僕の部屋の隣だが、あまり行くことは無い物置部屋に忍び足で向かう。きっと僕がここに来たことは誰も気づかない、そのくらいの音で扉を閉めると、何かがあるらしいクローゼットを開く。
すると、物置特有の木の匂いみたいな古めかしい空気の中に何かが見えた。赤いコートの下に手を伸ばして取り出すと、黄色い包装紙に包まれた箱だった。見るからに誰かへのプレゼントである。
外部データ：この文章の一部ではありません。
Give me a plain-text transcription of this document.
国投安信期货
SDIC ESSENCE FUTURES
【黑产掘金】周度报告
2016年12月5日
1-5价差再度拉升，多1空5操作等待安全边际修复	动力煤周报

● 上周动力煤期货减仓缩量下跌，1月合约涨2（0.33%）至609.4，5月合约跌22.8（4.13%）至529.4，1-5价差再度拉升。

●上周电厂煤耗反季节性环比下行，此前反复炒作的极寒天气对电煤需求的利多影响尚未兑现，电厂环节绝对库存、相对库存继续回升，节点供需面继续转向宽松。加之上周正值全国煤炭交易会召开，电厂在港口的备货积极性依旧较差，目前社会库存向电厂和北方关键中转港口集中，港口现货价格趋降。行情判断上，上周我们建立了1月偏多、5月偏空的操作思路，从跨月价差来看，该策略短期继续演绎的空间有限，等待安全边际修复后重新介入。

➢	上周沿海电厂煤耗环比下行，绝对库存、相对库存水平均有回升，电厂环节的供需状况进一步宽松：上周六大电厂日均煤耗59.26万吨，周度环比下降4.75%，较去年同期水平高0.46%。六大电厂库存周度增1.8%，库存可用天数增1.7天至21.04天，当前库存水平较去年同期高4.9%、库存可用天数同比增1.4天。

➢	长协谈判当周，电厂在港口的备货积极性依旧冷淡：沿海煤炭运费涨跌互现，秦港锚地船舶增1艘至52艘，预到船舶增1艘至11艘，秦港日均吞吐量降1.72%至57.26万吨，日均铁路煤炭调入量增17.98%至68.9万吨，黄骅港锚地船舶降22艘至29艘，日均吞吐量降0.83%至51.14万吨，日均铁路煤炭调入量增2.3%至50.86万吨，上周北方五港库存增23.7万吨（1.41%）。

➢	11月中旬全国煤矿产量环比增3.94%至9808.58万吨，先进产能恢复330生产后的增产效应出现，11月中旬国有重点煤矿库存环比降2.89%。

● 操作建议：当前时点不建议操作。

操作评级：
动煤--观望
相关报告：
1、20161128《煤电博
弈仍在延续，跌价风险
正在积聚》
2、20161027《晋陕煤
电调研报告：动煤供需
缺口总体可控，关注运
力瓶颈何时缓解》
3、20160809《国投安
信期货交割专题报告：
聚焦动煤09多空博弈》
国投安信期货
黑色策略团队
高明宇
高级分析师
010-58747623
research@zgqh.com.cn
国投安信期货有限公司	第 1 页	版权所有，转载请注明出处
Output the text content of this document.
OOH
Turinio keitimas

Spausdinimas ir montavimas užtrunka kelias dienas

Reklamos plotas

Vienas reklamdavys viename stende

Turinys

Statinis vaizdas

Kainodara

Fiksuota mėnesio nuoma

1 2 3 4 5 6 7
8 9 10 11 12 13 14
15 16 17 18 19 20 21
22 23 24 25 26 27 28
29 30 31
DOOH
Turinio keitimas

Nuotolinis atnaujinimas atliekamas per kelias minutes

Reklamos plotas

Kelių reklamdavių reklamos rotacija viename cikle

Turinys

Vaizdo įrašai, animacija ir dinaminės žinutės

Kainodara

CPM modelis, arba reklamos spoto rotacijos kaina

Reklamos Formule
ラッピングのひもには1枚の紙が挟んであった。2つに折りたたまれていて「ごめんね」と書かれた紙だった。
僕はそれを見て気づいた。そういえば明後日が僕の誕生日だ。そして黒いパソコンが何を伝えんとして僕にこれを見せたのかもにも気づく。使用者の意思を汲んで検索結果を表示する黒いパソコンの特性が、思わぬ形になった。あの時僕が望んでいたのは両親のランクなんかじゃなくて……。
おそらくは僕への手紙、端に花が描かれた1枚の紙を開く。
「17歳の君へ
お誕生日おめでとう!かわいいかわいい私の天使も
とうとう17歳になりました!17歳の誕生日には母から
手紙をもらった記憶があるので私も手紙を書いて
みることにしました。まずは、生まれてきてくれて
本当にありがとう。誕生日になる度に思います。
それももう17回目か……思い返すとあっという間
だったね。お母さんから見たらあなたはいつまで
経っても子供だけど、もう17歳。立派になったね―――」
読んでいるだけで、手から汗が出てしまうほど恥ずかしい文章だった。しかも手のひらサイズの小さな紙にぎちぎちに詰まっていて読みづらい。僕は斜め読みをして、紙の1番最後に書いてあった文章を読んだ。
「喧嘩しちゃってごめんね」
母よりという文字の後に付け足されたそれはおそらく今日書かれた文字だった。たぶん手紙の表紙に書かれた「ごめん」という文字も。
「はあ……」
僕は目をぐっと閉じて首を左右に振った。数秒の間繰り返して。目頭を人差し指と親指でつまんで、もう1度強く目を閉じると、プレゼントの箱を元あった場所へ押し込む。
その足で僕は階段を下りた――。まだ熱が残る足で1歩ずつ――今にも止まってしまいそうな足取りで――。
母はリビングの扉を開けると、すぐ前のところへ立っていた。
「なあ……ごめん……」
検索しただけじゃ消えなかったもやもやが、ようやく消え去った。